We hear lots of talk about testosterone, but how many of us understand what work it does for our bodies? Especially during the fat loss process? How many of you have tried to go for a calorie deficit diet, training often, but still not able to lose the last layer of lower belly fat?
Here is why.
Testosterone is primarily a male sex hormone – although, women also produce small amounts of testosterone in the ovaries. Also known as the “anti-aging hormone”, testosterone affects the brain, bones and muscle masses, fat distributions, genital tissues, and sexual behaviours. Testosterone deficiency is found to be a predisposing factor for premature death. Conversely, a higher testosterone level links to a longer lifespan in men.
The reference range for a highly sensitive testosterone level in men aged 16–60 should be 10–38 nmol/L. The most reliable way for men to determine testosterone levels is to take a sample blood test between 7 am and 12 noon, as the levels are lower in the afternoon and evening. The optimal testosterone level for men should lie on the top half of the reference range – the closer to the upper limit, the better. Levels below 15 could be indicative of subclinical hypogonadism, which may require treatments.
Besides testosterone, there is another hormone called estrogen. The two work together in a yin yang process to make body functions balance. When the testosterone level is high, estrogenic levels will go down and vice versa.

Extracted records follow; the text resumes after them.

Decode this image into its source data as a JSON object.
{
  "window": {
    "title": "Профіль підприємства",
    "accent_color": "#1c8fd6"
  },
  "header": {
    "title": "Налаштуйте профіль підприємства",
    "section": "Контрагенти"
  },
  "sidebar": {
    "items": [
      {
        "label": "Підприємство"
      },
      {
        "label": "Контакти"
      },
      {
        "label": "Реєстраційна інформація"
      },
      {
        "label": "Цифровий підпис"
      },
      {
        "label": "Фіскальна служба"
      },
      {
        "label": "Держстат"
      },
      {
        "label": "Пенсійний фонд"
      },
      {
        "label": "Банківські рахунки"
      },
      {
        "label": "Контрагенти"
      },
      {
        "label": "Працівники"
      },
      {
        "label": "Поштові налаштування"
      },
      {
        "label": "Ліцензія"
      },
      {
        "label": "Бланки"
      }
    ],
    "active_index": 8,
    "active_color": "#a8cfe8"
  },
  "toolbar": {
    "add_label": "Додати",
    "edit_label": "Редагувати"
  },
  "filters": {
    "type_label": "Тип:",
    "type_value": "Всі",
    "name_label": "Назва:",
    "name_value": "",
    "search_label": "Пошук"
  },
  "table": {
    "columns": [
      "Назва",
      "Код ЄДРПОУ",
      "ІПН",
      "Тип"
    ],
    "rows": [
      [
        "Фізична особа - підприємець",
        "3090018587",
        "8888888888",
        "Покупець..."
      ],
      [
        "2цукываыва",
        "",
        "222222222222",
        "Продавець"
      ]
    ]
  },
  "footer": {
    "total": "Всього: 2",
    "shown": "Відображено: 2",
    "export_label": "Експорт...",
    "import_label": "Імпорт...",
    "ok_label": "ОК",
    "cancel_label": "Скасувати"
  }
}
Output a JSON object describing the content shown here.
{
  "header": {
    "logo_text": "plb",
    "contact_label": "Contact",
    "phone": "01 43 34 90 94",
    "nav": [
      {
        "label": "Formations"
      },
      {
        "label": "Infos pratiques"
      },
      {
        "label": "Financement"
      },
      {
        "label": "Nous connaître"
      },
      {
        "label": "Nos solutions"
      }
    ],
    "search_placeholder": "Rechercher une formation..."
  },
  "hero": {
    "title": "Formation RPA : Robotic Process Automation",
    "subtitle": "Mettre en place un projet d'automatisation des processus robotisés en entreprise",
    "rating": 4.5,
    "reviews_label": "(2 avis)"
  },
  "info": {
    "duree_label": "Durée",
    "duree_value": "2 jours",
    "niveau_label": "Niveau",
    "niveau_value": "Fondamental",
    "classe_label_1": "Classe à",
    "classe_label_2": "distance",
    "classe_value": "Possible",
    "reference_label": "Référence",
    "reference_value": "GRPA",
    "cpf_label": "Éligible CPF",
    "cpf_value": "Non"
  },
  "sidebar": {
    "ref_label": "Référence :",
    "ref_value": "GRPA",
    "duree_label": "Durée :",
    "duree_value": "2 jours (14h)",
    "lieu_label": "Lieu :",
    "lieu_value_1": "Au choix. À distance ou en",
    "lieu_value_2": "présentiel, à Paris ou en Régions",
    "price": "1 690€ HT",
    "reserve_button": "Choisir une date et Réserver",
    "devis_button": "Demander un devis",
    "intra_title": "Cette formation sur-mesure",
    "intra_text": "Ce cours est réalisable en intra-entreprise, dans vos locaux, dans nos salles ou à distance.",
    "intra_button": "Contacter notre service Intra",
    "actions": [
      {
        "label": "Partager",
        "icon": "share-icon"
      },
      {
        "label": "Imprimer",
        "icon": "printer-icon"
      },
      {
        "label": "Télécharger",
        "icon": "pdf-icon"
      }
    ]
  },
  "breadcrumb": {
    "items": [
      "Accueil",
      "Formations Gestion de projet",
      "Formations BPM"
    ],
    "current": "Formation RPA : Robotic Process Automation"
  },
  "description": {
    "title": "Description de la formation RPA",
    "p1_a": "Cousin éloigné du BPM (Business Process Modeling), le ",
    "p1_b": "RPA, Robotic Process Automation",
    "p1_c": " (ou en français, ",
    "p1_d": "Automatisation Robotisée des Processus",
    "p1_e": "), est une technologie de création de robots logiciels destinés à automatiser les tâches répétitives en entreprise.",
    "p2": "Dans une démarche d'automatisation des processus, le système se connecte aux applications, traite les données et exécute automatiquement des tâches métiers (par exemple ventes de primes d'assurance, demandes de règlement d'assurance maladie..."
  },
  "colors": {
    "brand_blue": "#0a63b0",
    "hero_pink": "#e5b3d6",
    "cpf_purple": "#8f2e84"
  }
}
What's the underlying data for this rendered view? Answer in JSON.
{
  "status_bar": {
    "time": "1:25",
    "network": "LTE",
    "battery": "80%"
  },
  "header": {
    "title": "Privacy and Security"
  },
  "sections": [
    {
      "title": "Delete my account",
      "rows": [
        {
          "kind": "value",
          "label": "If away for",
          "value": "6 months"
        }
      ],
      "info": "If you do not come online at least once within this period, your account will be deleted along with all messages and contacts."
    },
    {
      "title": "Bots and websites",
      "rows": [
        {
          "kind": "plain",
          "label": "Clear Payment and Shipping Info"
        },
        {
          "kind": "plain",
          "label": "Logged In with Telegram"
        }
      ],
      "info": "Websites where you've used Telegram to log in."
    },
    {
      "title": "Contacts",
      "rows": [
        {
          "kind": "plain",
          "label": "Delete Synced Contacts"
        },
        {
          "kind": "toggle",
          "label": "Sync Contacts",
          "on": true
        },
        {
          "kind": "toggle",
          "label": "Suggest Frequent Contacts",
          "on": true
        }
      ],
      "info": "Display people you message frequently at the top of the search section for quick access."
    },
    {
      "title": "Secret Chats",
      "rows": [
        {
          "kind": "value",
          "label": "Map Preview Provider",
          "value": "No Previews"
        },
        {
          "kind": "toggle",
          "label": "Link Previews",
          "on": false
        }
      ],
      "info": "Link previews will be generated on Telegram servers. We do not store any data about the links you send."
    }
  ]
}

In the scenario of muscle gain and fat loss, these two hormones are important. When we have a higher range of testosterone, we naturally will increase the muscle mass and reduce fat storage even if we don’t train. When oestrogen levels are high, we decrease muscle mass and store body fat even if we train a lot. It is important to know our testosterone level if we want to gain muscle and lose fat effectively. It is optimal to have a higher testosterone level, of say 36, than a lower level of for example 12.
There are many natural ways to optimise testosterone levels without using drugs. For example, healthy food intakes, effective exercise protocols, supplements, quality sleeps and stress management. Unfortunately, some people still take a risk and use anabolic steroids to boost testosterone without a doctor’s prescription or supervision. This may increase the risk of cancer, hair loss, damaged liver function, rough skin condition, acnes, heart stroke and depression.
If you observe your diet, training and lifestyle are adequate but still are not able to reach the result you want, it could be a time for you to conduct a blood test to find out the testosterone level and consult a professional.